No matter the season, my kids love to eat ice cream. My 6 year old has a hard time eating most fruits. She is fine with veggies, but for some reason, she can’t handle fruit. I have come to learn that it is mostly a texture issue for her. She will drink a smoothie with any kind of fruit in it, or eat a homemade popsicle with fruit in it, but a plain piece of fruit she struggles with. So combining the nutrition of fruit with the delicious appeal of ice cream is a winner at my house. This homemade pineapple coconut ice cream is smooth, refreshing and a great treat even if you can’t eat dairy!
My favorite thing about making homemade ice cream, is how few ingredients you need. This pineapple coconut ice cream has only 3 ingredients. Frozen pineapple, frozen bananas, and coconut milk. Dairy free ice cream!!! Plus the cleanup is super fast because you only use a food processor! I’m sure you could make it in a blender, I just haven’t tried it. You can buy fresh pineapple and freeze it, or if it is available I buy the frozen pineapple chunks from Costco. As a side note – I have a few other recipes with coconut milk on the site. My favorite brand is the Thai Kitchen brand. For some reason I feel like the coconut cream separates from the milk better and that is the part that gives these recipes the really creamy texture. Add your ingredients to a food processor and pulse until they begin to combine and become smooth. Turn it on and let it blend until you get a smooth creamy texture.

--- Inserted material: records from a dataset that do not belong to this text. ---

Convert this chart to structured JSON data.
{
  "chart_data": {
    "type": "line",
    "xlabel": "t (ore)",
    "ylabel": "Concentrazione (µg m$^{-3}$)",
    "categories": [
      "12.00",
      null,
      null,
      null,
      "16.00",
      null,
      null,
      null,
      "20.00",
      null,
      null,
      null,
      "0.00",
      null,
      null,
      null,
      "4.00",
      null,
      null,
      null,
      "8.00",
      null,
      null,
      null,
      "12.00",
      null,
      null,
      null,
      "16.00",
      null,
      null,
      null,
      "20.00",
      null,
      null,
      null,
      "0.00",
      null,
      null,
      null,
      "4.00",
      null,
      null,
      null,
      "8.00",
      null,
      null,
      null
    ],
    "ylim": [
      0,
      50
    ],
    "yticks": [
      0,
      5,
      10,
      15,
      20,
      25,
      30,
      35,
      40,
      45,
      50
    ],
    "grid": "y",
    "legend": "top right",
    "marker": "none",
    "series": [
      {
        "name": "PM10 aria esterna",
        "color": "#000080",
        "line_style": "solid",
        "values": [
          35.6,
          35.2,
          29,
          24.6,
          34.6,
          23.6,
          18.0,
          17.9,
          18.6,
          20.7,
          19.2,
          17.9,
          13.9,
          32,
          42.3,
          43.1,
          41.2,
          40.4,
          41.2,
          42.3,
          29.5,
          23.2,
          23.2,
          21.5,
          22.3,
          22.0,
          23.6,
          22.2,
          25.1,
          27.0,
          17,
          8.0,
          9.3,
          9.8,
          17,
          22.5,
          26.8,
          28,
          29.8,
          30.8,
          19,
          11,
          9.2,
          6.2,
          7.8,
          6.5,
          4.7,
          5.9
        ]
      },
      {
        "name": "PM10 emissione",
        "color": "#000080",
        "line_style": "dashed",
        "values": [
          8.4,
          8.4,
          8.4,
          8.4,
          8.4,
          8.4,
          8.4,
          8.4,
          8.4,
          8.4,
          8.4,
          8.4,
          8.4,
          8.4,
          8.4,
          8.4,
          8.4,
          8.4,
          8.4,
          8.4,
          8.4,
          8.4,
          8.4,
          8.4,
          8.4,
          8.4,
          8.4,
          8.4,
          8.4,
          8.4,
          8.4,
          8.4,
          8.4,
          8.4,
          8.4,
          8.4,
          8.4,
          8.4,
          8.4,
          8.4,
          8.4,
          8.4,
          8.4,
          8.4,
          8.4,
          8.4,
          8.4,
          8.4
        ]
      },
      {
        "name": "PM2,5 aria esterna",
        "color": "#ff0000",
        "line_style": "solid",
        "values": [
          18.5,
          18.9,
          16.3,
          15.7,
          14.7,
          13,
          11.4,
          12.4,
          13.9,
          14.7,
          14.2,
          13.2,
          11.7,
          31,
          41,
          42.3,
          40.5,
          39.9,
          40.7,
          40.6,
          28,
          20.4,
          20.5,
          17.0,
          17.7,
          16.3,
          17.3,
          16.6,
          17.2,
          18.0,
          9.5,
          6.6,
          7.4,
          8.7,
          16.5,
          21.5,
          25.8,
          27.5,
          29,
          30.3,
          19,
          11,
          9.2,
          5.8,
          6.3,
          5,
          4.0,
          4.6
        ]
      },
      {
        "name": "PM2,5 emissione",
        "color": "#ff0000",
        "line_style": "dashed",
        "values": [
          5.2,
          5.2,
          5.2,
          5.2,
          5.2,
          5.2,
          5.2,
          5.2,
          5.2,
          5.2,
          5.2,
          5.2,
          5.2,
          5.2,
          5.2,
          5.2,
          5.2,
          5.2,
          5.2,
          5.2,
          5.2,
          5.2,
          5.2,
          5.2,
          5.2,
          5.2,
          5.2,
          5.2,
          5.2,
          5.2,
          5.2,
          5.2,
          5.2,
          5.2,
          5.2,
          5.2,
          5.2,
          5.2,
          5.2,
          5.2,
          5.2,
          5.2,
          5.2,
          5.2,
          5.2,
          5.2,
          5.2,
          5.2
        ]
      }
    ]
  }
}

If you like a more soft serve texture, serve it up immediately. If you like a more icy formed texture, put it in a container and freeze until it hardens up a bit. This takes about 20-30 minutes.
This homemade ice cream is really yummy on its own, but I think it would also be good topped with toasted coconut, or homemade hot fudge. Mmmmmm. Definitely a tropical treat however you serve it!